At the risk of being overly cheeky, an "openness to children" has been far more of a problem within the Roman clergy than the lack of it has been for their laity.

Tobias Stanislas Haller BSG said...

Indeed, Mimi. It's like seeking advice from blind art critics...

Tim, as the Mad Priest would say, Kindly leave the stage... ;-)

Tim said...


Thank you, Tobias. After a long and dreary day, your witty riposte is as a leaven to my heart.

Tobias Stanislas Haller BSG said...

Thanks, Tim. (BTW, love the cat avatar).

Further to Mimi's note, it struck me that when the Roman Church opines on this subject, we are listening to a group of people 98% or so of which have absolutely no experience of the thing about which they quite literally pontificate.

It also strikes me that their approach to marriage, fixated on its functions rather than its essence, is like the funtionalist/modalist error in Trinitarian theology.

More food for thought. Thanks to you both!

JCF said...

The thing that chaps my...donkey, Tobias, is that your argument would hold even if we were talking about Christian Marriage.

...but this RC Concern-Troll screed is in response to what is purely CIVIL marriage! In 2013, does the RCC *still* not grasp the Church/State distinction?

Tobias Stanislas Haller BSG said...

Yes, JCF. And what is odd is that the Roman Church (I'm no longer going to refer to them as "catholic") does precisely make that distinction. Civil marriage isn't "holy matrimony" and is not o.k. for Romans to engage in absent approval and succeeding church rites.

The situation in England is a bit different from here in the US, but not that different!

musculars said...

Your statement attests to the brittle state of ecumenical relations between the mainline Christian churches and the Roman Catholic Ecclesial Community

This is not only found in the binary relationships but also globally with the widely divergent views regarding interactions with the society as a whole. The presumption of the RCC hierarchy is that any rational person must accept the premises of natural law

The hierarchs then proceed to appropriate the authoritative role of reason based on nothing more than their assertions rather then engaging in the more arduous and more fruitful task of dialogue in a common search for either truth or accommodation when no agreements are forthcoming. Rather than gaining respect despite a difference of opinion they garner contempt for a winner takes all attitude that takes no due notice of their opponents or co religionists as truth takes no prisoners.
We would however be remiss in acting the same way as the hierarchy does if we do not acknowledge as catholic the faithful in the RCC manifesting the gospel in word and deed in frequent opposition to or in benign neglect of the bishops.
Belatedly the bishops have discovered this church triumphant hasn't worked out too well for them now anymore than it has in the past.

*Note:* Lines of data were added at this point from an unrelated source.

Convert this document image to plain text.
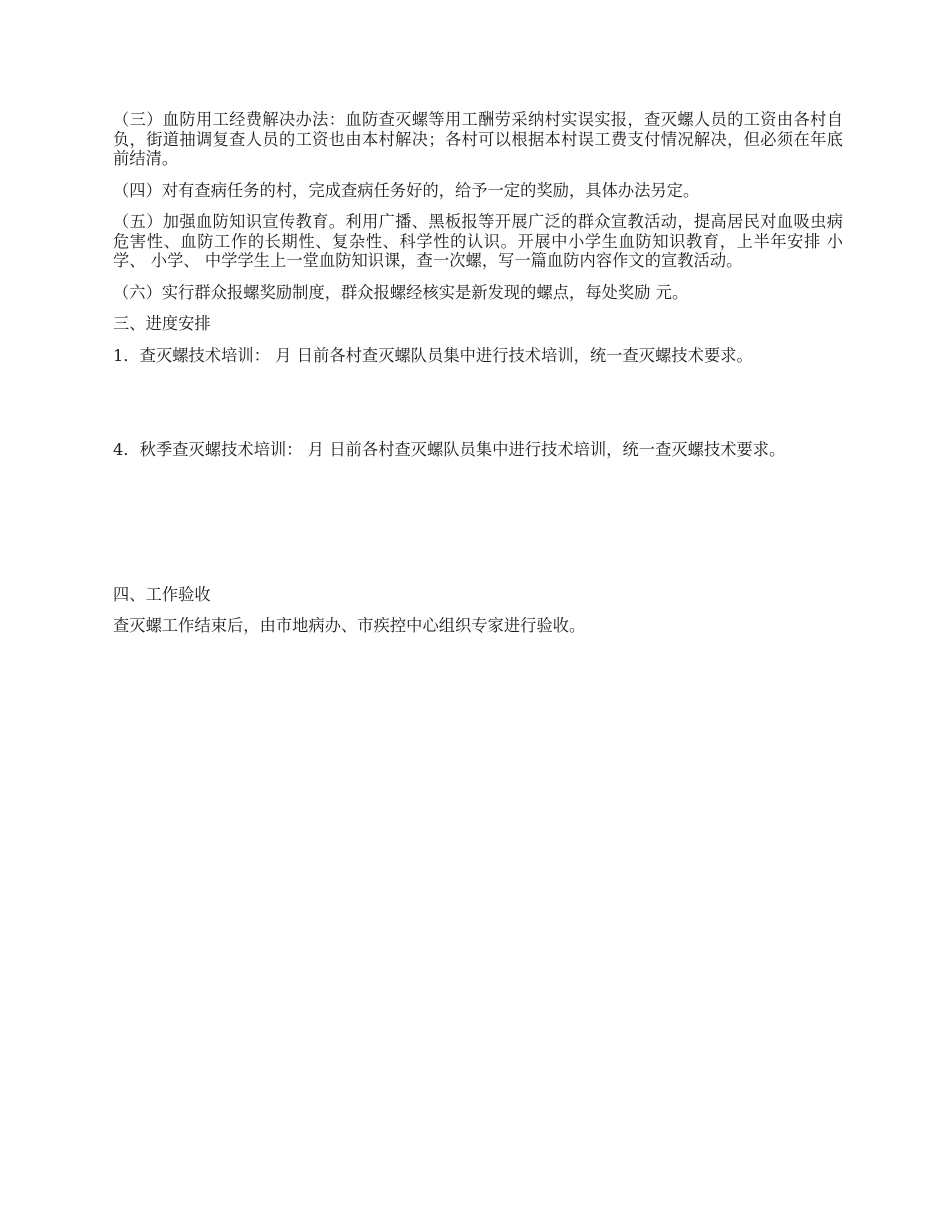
（三）血防用工经费解决办法：血防查灭螺等用工酬劳采纳村实误实报，查灭螺人员的工资由各村自负，街道抽调复查人员的工资也由本村解决；各村可以根据本村误工费支付情况解决，但必须在年底前结清。

（四）对有查病任务的村，完成查病任务好的，给予一定的奖励，具体办法另定。

（五）加强血防知识宣传教育。利用广播、黑板报等开展广泛的群众宣教活动，提高居民对血吸虫病危害性、血防工作的长期性、复杂性、科学性的认识。开展中小学生血防知识教育，上半年安排 小学、 小学、 中学学生上一堂血防知识课，查一次螺，写一篇血防内容作文的宣教活动。

（六）实行群众报螺奖励制度，群众报螺经核实是新发现的螺点，每处奖励 元。

三、进度安排

1．查灭螺技术培训： 月 日前各村查灭螺队员集中进行技术培训，统一查灭螺技术要求。

4．秋季查灭螺技术培训： 月 日前各村查灭螺队员集中进行技术培训，统一查灭螺技术要求。

四、工作验收

查灭螺工作结束后，由市地病办、市疾控中心组织专家进行验收。
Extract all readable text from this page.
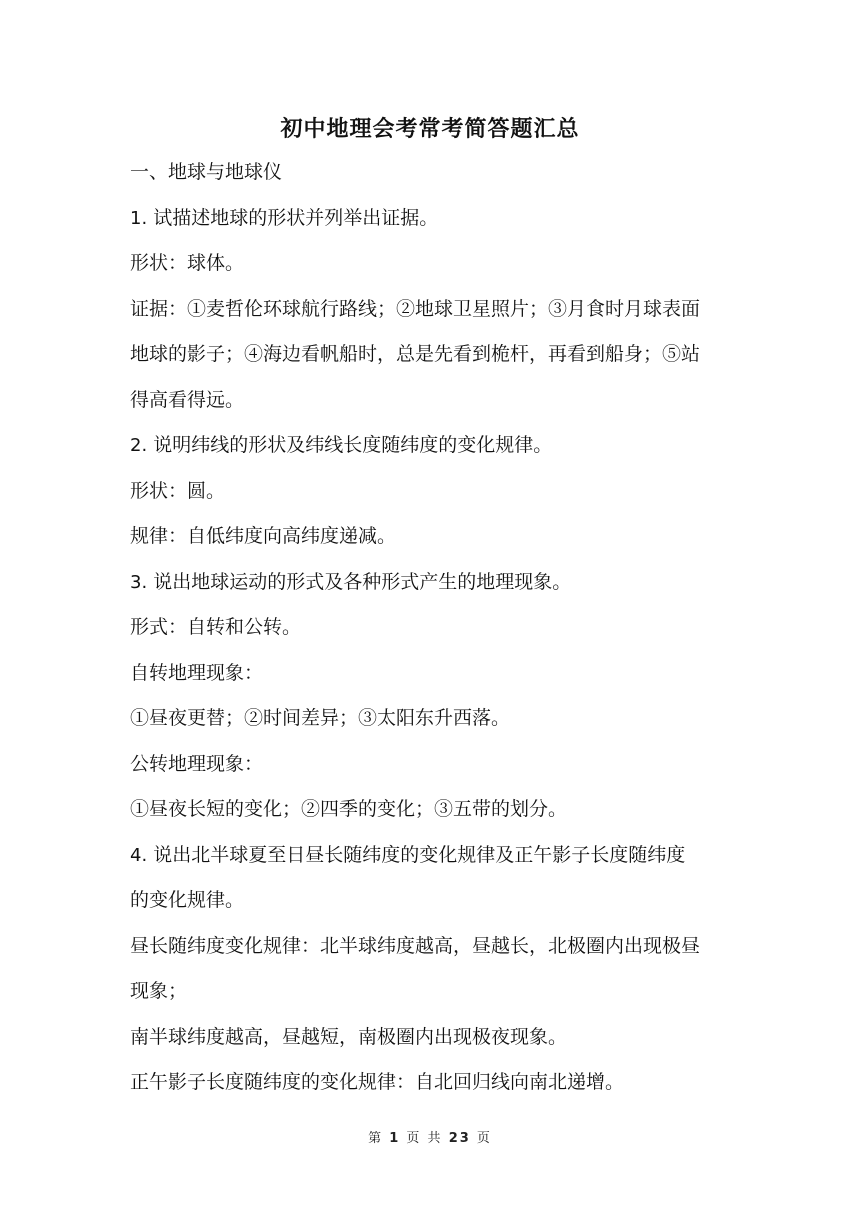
初中地理会考常考简答题汇总

一、地球与地球仪

1. 试描述地球的形状并列举出证据。

形状：球体。

证据：①麦哲伦环球航行路线；②地球卫星照片；③月食时月球表面

地球的影子；④海边看帆船时，总是先看到桅杆，再看到船身；⑤站

得高看得远。

2. 说明纬线的形状及纬线长度随纬度的变化规律。

形状：圆。

规律：自低纬度向高纬度递减。

3. 说出地球运动的形式及各种形式产生的地理现象。

形式：自转和公转。

自转地理现象：

①昼夜更替；②时间差异；③太阳东升西落。

公转地理现象：

①昼夜长短的变化；②四季的变化；③五带的划分。

4. 说出北半球夏至日昼长随纬度的变化规律及正午影子长度随纬度

的变化规律。

昼长随纬度变化规律：北半球纬度越高，昼越长，北极圈内出现极昼

现象；

南半球纬度越高，昼越短，南极圈内出现极夜现象。

正午影子长度随纬度的变化规律：自北回归线向南北递增。

第 1 页 共 23 页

Tobias Stanislas Haller BSG said...

Thank you, M. This is the peril of a magisterium that rests on its laurels and simply does not have a built-in corrective mechanism. The result is punctuated equilibrium rather than slow and steady development.

I'm not sure the analogy holds up entirely, but the image that pops into my head is that of Ulysses chained to the mast, while his crew has its ears stuffed with wax. He hears the siren song but is unable to move, the crew does not hear it, but nor does it hear his commands to obey him, to set him free.

musculars said...

Actually a splendid analogy, however the Maigritte image was exceptional and stays with me.